ホジキンリンパ腫(Hodgkin lymphoma:HL)は,古典的HL(classical Hodgkin lymphoma:cHL)と結節性リンパ球優位型HL(nodular lymphocyte predominant Hodgkin lymphoma:NLPHL)に病理学的に大別され,治療法が異なる。本稿ではcHLの治療を論じる。

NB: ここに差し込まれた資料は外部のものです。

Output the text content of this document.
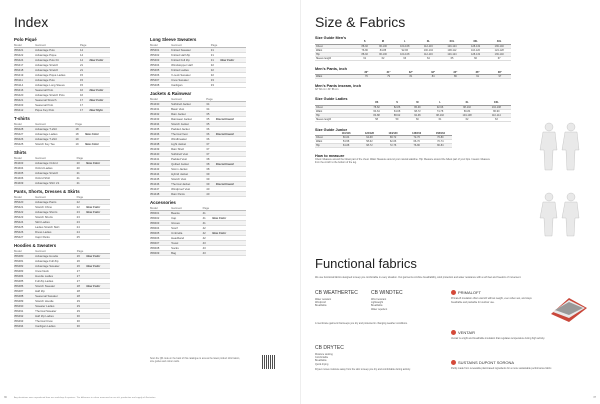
Index
Polo Piqué
Model	Garment	Page	
356421	Advantage Polo	14	
356422	Advantage Pique	14	
356424	Advantage Polo Fit	14	New Color
356417	Advantage Stretch	21	
356418	Advantage Stretch	21	
356419	Advantage Piqué Ladies	15	
356111	Advantage Polo	15	
356114	Advantage Long Sleeve	15	
356416	Seasonal Polo	16	New Color
356420	Advantage Stretch Polo	16	
356421	Seasonal Stretch	17	New Color
356403	Seasonal Polo	17	
356412	Pique Key Polo	17	New Style
T-shirts
Model	Garment	Page	
356428	Advantage T-shirt	18	
356427	Advantage Ladies	18	New Color
356426	Advantage T-shirt	19	
356425	Stretch Key Tee	19	New Color
Shirts
Model	Garment	Page	
354403	Advantage Oxford	20	New Color
354404	Oxford Ladies	20	
354405	Advantage Stretch	21	
354406	Oxford Shirt	21	
354409	Advantage Shirt LS	21	
Pants, Shorts, Dresses & Skirts
Model	Garment	Page	
355420	Advantage Pants	22	
355421	Stretch Chino	22	New Color
355422	Advantage Shorts	23	New Color
355423	Stretch Shorts	23	
355424	Skirt Ladies	23	
355425	Ladies Stretch Skirt	24	
355426	Dress Ladies	24	
355427	Capri Pants	25	
Hoodies & Sweaters
Model	Garment	Page	
356480	Advantage Hoodie	26	New Color
356481	Advantage Full Zip	26	
356482	Advantage Sweater	26	New Color
356483	Crew Neck	27	
356484	Hoodie Ladies	27	
356485	Full Zip Ladies	27	
356486	Stretch Sweater	28	New Color
356487	Half Zip	28	
356488	Seasonal Sweater	28	
356489	Stretch Hoodie	29	
356490	Sweater Ladies	29	
356491	Thermal Sweater	29	
356492	Half Zip Ladies	30	
356493	Thermal Crew	30	
356494	Cardigan Ladies	30	
Long Sleeve Sweaters
Model	Garment	Page	
355401	Knitted Sweater	31	
355402	Knitted Half Zip	31	
355403	Knitted Full Zip	31	New Color
355404	Windstopper Half	32	
355405	Knitted Ladies	32	
355406	V-neck Sweater	32	
355407	Crew Sweater	33	
355408	Cardigan	33	
Jackets & Rainwear
Model	Garment	Page	
354430	Softshell Jacket	34	
354431	Basic Vest	34	
354432	Rain Jacket	35	
354433	Rainwear Jacket	35	Discontinued
354434	Stretch Jacket	35	
354435	Padded Jacket	36	
354436	Thermal Vest	36	Discontinued
354437	Windbreaker	36	
354438	Light Jacket	37	
354439	Rain Shell	37	
354440	Softshell Vest	37	
354441	Padded Vest	38	
354442	Quilted Jacket	38	Discontinued
354443	Storm Jacket	38	
354444	Hybrid Jacket	39	
354445	Stretch Vest	39	
354446	Thermal Jacket	39	Discontinued
354447	Windproof Vest	40	
354448	Rain Pants	40	
Accessories
Model	Garment	Page	
358401	Beanie	41	
358402	Cap	41	New Color
358403	Gloves	41	
358404	Scarf	42	
358405	Umbrella	42	New Color
358406	Headband	42	
358407	Towel	43	
358408	Socks	43	
358409	Bag	43	
Scan the QR code on the back of this catalogue to access the latest product information, size guides and colour cards.
Any deviations were reproduced from our workshop & repairers. The difference in colour measured on our ink, production and supply of illustration
36
Size & Fabrics
Size Guide Men's
	S	M	L	XL	XXL	3XL	4XL
Chest	88-92	96-100	104-108	112-116	120-124	128-132	136-140
Waist	76-80	84-88	92-96	100-104	108-112	116-120	124-128
Hip	88-92	96-100	104-108	112-116	120-124	128-132	136-140
Sleeve length	61	62	63	64	65	66	67
Men's Pants, inch
	30"	31"	32"	33"	34"	36"	38"
Waist	76	79	81	84	86	91	97
Men's Pants inseam, inch
32" 82 cm / 34" 86 cm
Size Guide Ladies
	XS	S	M	L	XL	XXL
Chest	78-82	82-86	86-90	92-96	98-102	104-108
Waist	60-64	64-68	68-72	74-78	80-84	86-90
Hip	84-88	88-92	92-96	98-102	104-108	110-114
Sleeve length	58	59	60	61	62	63
Size Guide Junior
	110/116	122/128	134/140	146/152	158/164
Chest	60-64	64-68	68-72	72-76	76-80
Waist	54-58	58-62	62-66	66-70	70-74
Hip	64-68	68-72	72-76	76-80	80-84
How to measure
Chest: Measure around the fullest part of the chest. Waist: Measure around your natural waistline. Hip: Measure around the fullest part of your hips. Inseam: Measure from the crotch to the bottom of the leg.
Functional fabrics
We use functional fabrics designed to keep you comfortable in every situation. Our garments combine breathability, wind protection and water resistance with a soft feel and freedom of movement.
CB WEATHERTEC
Water resistant
Windproof
Breathable
CB WINDTEC
Wind resistant
Lightweight
Breathable
Water repellent
A membrane garment that keeps you dry and protected in changing weather conditions.
CB DRYTEC
Moisture wicking
Comfortable
Breathable
Quick drying
Drytec moves moisture away from the skin to keep you dry and comfortable during activity.
PRIMALOFT
PrimaLoft insulation offers warmth without weight, even when wet, and stays breathable and packable for outdoor use.
VENTAIR
Ventair is a light and breathable insulation that regulates temperature during high activity.
SUSTAINS DUPONT SORONA
Partly made from renewable plant-based ingredients for a more sustainable performance fabric.
37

HLの確定診断には,リンパ節生検(腫瘍部位によっては針生検)による病理組織診断が必須であり,吸引細胞診は推奨されない。典型的な組織像および免疫染色を呈しない場合,非ホジキンリンパ腫との鑑別,特に未分化大細胞リンパ腫,びまん性大細胞型B細胞リンパ腫および血管免疫芽球性T細胞リンパ腫との鑑別診断は重要である。また,頻度は低いが,高齢者のHLにおいて,成人T細胞白血病リンパ腫との鑑別困難例が存在するため,HTLV-1抗体の測定は必須である。
病期診断のために,胸部単純X線,全身CT(頸部から鼠径部まで),PET-CT検査および骨髄検査を行う。バルキー縦隔病変(最大径が10cm以上あるいは最大胸郭内径の1/3以上)およびB症状(38℃を超える発熱,盗汗,診断前の6カ月間に認めた通常体重の10%を超す体重減少)の有無を確認する。既往歴・喫煙歴・常用薬の確認とともに,リスク因子(限局期では血沈値の測定が必要)の有無をチェックする。臓器機能の評価も並行して行う。

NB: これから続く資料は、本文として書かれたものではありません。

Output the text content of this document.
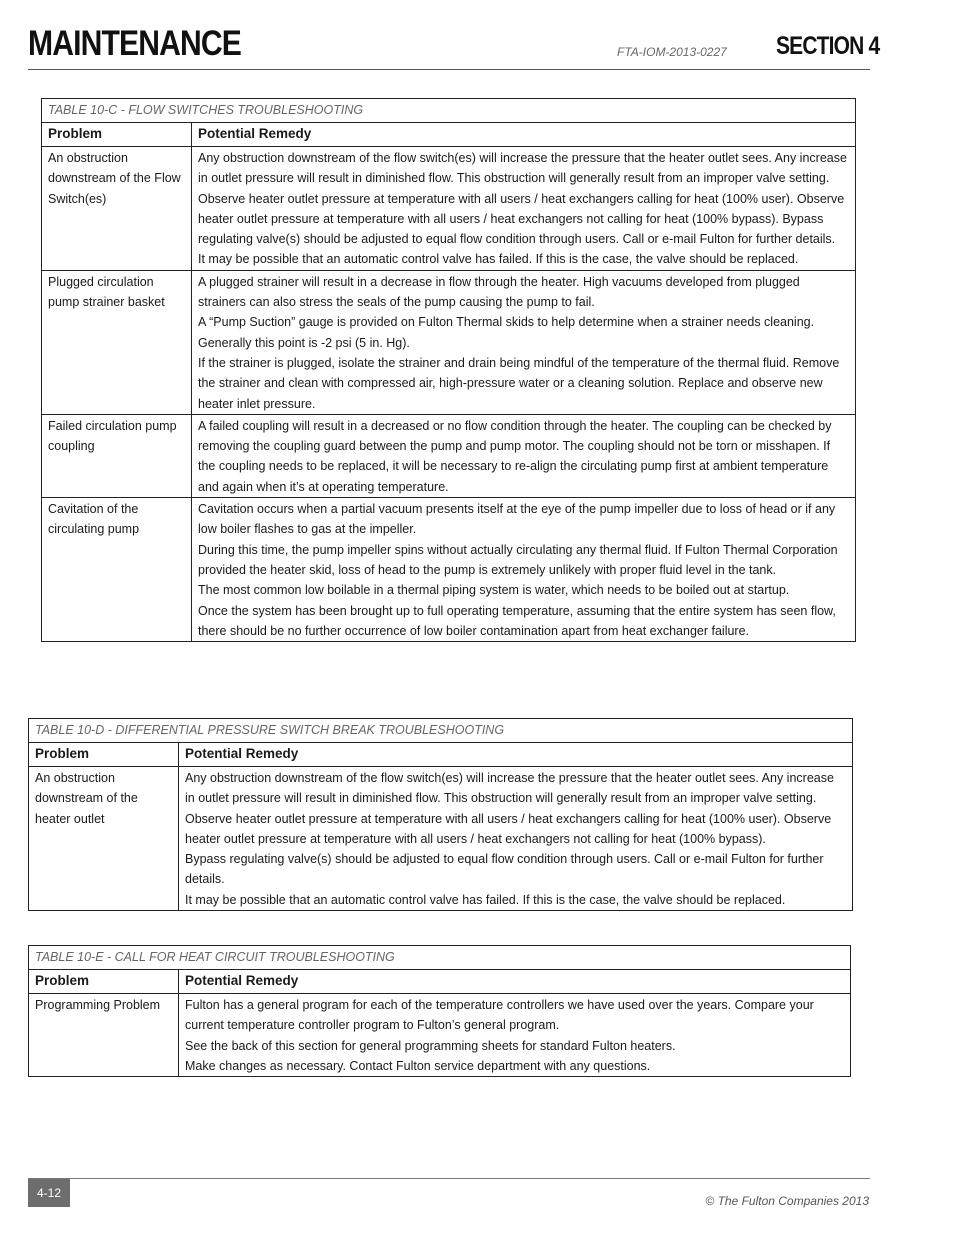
MAINTENANCE	FTA-IOM-2013-0227 SECTION 4
TABLE 10-C - FLOW SWITCHES TROUBLESHOOTING	
Problem	Potential Remedy
An obstruction downstream of the Flow Switch(es)	Any obstruction downstream of the flow switch(es) will increase the pressure that the heater outlet sees. Any increase in outlet pressure will result in diminished flow. This obstruction will generally result from an improper valve setting.

Observe heater outlet pressure at temperature with all users / heat exchangers calling for heat (100% user). Observe heater outlet pressure at temperature with all users / heat exchangers not calling for heat (100% bypass). Bypass regulating valve(s) should be adjusted to equal flow condition through users. Call or e-mail Fulton for further details.

It may be possible that an automatic control valve has failed. If this is the case, the valve should be replaced.

Plugged circulation pump strainer basket	A plugged strainer will result in a decrease in flow through the heater. High vacuums developed from plugged strainers can also stress the seals of the pump causing the pump to fail.

A “Pump Suction” gauge is provided on Fulton Thermal skids to help determine when a strainer needs cleaning. Generally this point is -2 psi (5 in. Hg).

If the strainer is plugged, isolate the strainer and drain being mindful of the temperature of the thermal fluid. Remove the strainer and clean with compressed air, high-pressure water or a cleaning solution. Replace and observe new heater inlet pressure.

Failed circulation pump coupling	A failed coupling will result in a decreased or no flow condition through the heater. The coupling can be checked by removing the coupling guard between the pump and pump motor. The coupling should not be torn or misshapen. If the coupling needs to be replaced, it will be necessary to re-align the circulating pump first at ambient temperature and again when it’s at operating temperature.

Cavitation of the circulating pump	Cavitation occurs when a partial vacuum presents itself at the eye of the pump impeller due to loss of head or if any low boiler flashes to gas at the impeller.

During this time, the pump impeller spins without actually circulating any thermal fluid. If Fulton Thermal Corporation provided the heater skid, loss of head to the pump is extremely unlikely with proper fluid level in the tank.

The most common low boilable in a thermal piping system is water, which needs to be boiled out at startup.

Once the system has been brought up to full operating temperature, assuming that the entire system has seen flow, there should be no further occurrence of low boiler contamination apart from heat exchanger failure.

TABLE 10-D - DIFFERENTIAL PRESSURE SWITCH BREAK TROUBLESHOOTING	
Problem	Potential Remedy
An obstruction downstream of the heater outlet	Any obstruction downstream of the flow switch(es) will increase the pressure that the heater outlet sees. Any increase in outlet pressure will result in diminished flow. This obstruction will generally result from an improper valve setting.

Observe heater outlet pressure at temperature with all users / heat exchangers calling for heat (100% user). Observe heater outlet pressure at temperature with all users / heat exchangers not calling for heat (100% bypass).

Bypass regulating valve(s) should be adjusted to equal flow condition through users. Call or e-mail Fulton for further details.

It may be possible that an automatic control valve has failed. If this is the case, the valve should be replaced.

TABLE 10-E - CALL FOR HEAT CIRCUIT TROUBLESHOOTING	
Problem	Potential Remedy
Programming Problem	Fulton has a general program for each of the temperature controllers we have used over the years. Compare your current temperature controller program to Fulton’s general program.

See the back of this section for general programming sheets for standard Fulton heaters.

Make changes as necessary. Contact Fulton service department with any questions.

4-12
© The Fulton Companies 2013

・限局期:ABVD療法(ドキソルビシン,ブレオマイシン,ビンブラスチン,ダカルバジン)4コースに続くinvolved-field radiation therapy(IFRT)30~36Gyを基本とする。
・進行期:ABVD療法(6もしくは8コース)あるいはBV(ブレンツキシマブ ベドチン)併用AVD(ドキソルビシン,ビンブラスチン,ダカルバジン)療法を行う。ブレオマイシン肺毒性(BLT)リスクがある場合や高齢者(60歳を超える)においては薬剤のスキップも考慮する。